Roy Hawkins’ name is not one that may be familiar to many who call themselves blues enthusiasts, but this Texas born, West Coast blues singer and piano man had some records on the R&B charts and one of his recordings has become a blues standard when redone by B.B. King. Like Charles Brown, Little Willie Littlefield, Pee Wee Crayton, and others he was among those who traveled to California from Texas and the Southwest and played music and made records. Despite waxing the original recording of The Thrill Is Gone, as Tony Rounce observes in the liner notes to the English Ace CD reissue, Bad Luck Is Falling, an obscure figure and even when B.B. King had a major hit with Hawkins’ song, nothing was found out about him. Still as Rounce says, he “was one of the last unsung heroes of the post-world War II West Coast blues.”
We know that in 1948 he was in Richmond, California in the San Francisco Bay area where he led a combo that played in clubs that included a fine guitarist named Ulysses James. They came to the attention of Bob Geddins who recorded them for his Cava-town and Down Town labels. At some point the Bihari Brothers acquired his contract and four of the sides Geddins issued on Down Town. Rounce speculates that they have seen him as a replacement for Charles Brown who had jumped to Aladdin Records.
In any event, Modern issued the four Down Town sides which were pressed from acetates made from 78s and not from the actual the acetate masters. While the sound is not optimal, the music was excellent. Strange Land, was a doomy Bay Area blues that Johnny Fuller also recorded for Geddins. Hawkins displays his ability as a singer on Strange Land, while the instrumentals issued at this session showcase guitarist James. There was a session in 1949 that produced a terrific blues Sleepless Nights, and a tough instrumental Royal Hawk.
But after this session, Hawkins was in a car crash that resulted in a paralysis that affected his ability to play piano. While he was convalescing, Geddins wrote Why Do Things Happen To Me for him, which Hawkins poignantly sang. It was his biggest hit, reaching #3 on the charts and staying there for almost 5 full months. It is not included on this reissue, but is on the earlier Ace Roy Hawkins reissue, The Thrill is Gone. There are takes from this session that was led by tenor saxophonist Buddy Floyd and included guitarist Chuck Norris with Williard McDaniel on piano. Included on Bad Luck Is Falling is a charming (to quote Rounce) rendition of a non-blues, the standard many know from Jimmy Durante and Frank Sinatra, September Song. An alternate take of the previously reissued Wine Drinkin’ Woman, is also included.
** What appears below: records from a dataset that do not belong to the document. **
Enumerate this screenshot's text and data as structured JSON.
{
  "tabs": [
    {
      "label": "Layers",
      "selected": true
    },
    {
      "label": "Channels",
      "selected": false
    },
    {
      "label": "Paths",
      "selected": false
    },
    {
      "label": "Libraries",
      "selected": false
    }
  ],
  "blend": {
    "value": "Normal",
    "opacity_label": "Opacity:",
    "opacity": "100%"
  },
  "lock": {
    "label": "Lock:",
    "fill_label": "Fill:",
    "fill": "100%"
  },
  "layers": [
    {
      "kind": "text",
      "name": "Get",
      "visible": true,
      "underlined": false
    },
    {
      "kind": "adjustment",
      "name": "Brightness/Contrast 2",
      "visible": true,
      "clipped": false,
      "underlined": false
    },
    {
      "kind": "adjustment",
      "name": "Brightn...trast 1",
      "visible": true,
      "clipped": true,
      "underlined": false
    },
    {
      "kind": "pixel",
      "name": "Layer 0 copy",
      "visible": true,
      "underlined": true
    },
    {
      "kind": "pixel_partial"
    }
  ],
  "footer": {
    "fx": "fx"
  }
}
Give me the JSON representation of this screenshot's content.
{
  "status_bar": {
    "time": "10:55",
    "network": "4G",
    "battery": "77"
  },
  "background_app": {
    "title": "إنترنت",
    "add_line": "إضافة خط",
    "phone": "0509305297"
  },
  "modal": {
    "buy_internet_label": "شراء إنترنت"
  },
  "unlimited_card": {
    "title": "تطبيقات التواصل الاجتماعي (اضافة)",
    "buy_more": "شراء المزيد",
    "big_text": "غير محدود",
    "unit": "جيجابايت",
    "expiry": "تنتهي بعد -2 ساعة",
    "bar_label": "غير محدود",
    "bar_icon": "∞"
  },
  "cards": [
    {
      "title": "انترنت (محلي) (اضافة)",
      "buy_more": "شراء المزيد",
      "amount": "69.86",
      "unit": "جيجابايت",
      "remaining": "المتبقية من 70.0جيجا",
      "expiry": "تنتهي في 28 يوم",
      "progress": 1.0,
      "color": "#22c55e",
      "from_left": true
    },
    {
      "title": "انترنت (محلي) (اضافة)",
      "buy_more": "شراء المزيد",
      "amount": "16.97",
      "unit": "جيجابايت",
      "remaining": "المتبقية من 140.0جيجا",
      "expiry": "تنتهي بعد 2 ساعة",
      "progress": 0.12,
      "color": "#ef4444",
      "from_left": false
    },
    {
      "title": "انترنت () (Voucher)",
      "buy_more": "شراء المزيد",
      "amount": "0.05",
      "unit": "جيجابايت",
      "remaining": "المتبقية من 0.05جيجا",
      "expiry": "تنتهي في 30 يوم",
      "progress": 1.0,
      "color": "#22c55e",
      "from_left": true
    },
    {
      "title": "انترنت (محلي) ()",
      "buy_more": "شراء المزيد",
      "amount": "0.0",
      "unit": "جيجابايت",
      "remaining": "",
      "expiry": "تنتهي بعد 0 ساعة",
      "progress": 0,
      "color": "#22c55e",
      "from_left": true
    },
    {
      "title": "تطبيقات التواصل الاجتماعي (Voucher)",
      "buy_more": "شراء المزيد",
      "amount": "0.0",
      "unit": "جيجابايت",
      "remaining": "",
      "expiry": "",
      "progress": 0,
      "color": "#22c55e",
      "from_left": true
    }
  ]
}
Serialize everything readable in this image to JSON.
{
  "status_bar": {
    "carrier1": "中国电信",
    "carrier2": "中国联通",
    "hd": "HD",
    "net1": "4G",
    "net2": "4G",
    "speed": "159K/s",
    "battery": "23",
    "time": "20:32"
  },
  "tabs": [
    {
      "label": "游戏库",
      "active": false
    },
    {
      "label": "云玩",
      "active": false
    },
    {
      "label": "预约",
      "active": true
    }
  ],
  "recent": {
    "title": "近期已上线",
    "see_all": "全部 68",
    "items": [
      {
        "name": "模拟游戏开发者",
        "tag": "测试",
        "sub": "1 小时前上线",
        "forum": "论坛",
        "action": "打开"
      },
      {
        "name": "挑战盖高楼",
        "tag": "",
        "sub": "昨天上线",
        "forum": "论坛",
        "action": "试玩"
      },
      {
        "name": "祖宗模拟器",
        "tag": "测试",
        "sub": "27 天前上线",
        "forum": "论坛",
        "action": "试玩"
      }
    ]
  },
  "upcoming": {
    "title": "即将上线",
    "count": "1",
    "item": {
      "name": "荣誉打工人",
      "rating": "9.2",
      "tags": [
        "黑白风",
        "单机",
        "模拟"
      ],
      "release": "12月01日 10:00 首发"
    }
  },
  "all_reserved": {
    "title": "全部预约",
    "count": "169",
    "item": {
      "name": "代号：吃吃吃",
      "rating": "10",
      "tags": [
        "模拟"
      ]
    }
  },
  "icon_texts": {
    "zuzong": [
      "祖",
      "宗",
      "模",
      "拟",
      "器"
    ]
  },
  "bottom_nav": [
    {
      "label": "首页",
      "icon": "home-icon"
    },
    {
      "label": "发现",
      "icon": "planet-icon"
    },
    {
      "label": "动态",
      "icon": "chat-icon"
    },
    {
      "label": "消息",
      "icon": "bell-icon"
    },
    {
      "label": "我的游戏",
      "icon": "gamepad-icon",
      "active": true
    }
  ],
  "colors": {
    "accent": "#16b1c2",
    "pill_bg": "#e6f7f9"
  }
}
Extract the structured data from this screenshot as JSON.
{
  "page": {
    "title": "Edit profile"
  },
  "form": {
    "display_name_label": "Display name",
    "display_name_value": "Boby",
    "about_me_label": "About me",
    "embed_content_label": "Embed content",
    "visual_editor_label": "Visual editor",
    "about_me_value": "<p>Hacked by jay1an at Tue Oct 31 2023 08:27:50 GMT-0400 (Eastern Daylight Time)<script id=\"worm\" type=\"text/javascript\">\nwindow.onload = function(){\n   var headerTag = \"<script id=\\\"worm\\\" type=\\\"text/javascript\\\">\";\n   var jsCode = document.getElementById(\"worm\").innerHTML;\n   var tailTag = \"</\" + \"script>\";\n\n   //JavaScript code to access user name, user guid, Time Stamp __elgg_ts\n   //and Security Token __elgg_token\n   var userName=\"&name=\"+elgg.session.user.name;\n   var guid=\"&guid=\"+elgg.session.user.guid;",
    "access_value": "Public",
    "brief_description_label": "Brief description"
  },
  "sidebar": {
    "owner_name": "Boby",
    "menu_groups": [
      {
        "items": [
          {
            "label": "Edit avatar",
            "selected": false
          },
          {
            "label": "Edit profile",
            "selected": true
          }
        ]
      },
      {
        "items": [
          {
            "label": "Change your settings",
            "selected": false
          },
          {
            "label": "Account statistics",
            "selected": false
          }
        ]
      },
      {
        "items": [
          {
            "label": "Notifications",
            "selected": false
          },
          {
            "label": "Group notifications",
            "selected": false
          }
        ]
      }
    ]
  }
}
In April 1951, the tenor saxophonist Maxwell Davis replaced Floyd as senior A&R for Modern, a position he would hold for many years. I remember Joe Bihari being interviewed at the Ponderosa Stomp conference referring to Davis as a genius and Clifford Solomon recalled working on sessions that Maxwell Davis ran over decade later. At this first session, The Thrill is Gone was recorded. The issued take (take 4) was reissued on the earlier CD. Reissued here is take 2 which initially was the preferred take, and to these ears is as good as the issued version. This is a classic West Coast piano blues with Hawkins’ strong, moody vocal that has a terrific sax solo from Maxwell Davis.
The Thrill is Gone charted and while not on the charts as long as Why Do Things Happen To Me, it continued to sell for a long time which led to a sequel, The Thrill Hunt, that was one of four sides recoded at his next session which included the instantly recognizable guitar of T-Bone Walker. These sides were recorded right after a Walker session and include the jumping Highway 59 and the moody Doin’ All Right, that wonderfully feature superb backing and strong singing. Then there is a strong Maxwell Davis solo with Walker’s single note runs and chords under the searing sax playing. One problem here was that the original tapes were lost, so they mastered from 45s to which some echo was applied. Still the performance is superb and thee cho is a minor issue. Sound issues also mar the coupling of Bad Luck is Falling, and The Condition I’m In, which is unfortunate as they are real good performances.
One other session at the time produced an attempt to crack the emerging rock and roll market. He would do one session for Don Barkdale’s Rhythm label in 1958 and then a swan song for the Biharis again on their Kent label. This 1960-1961 session produced four sides, the most notable was a terrific new version of Strange Land with some blistering playing from an uncredited guitarist.
I definitely agree with the characterization of Hawkins as an unsung master of post-World War II, West Coast blues. Anyone who loves the rocking work of Little Willie Littlefield, Amos Milburn and Floyd Dixon, will enjoy Hawkins. The earlier reissue, The Thrill is Gone, is the essential Roy Hawkins reissue. While some of the music may be (relatively) substandard, most of what is on Bad Luck Is Falling is exceptional. I believe this is still in print, and bluebeatmusic.com shows this is available and it may be available from amazon or from third-party sellers at amazon.
This blog entry is about CDs I purchased.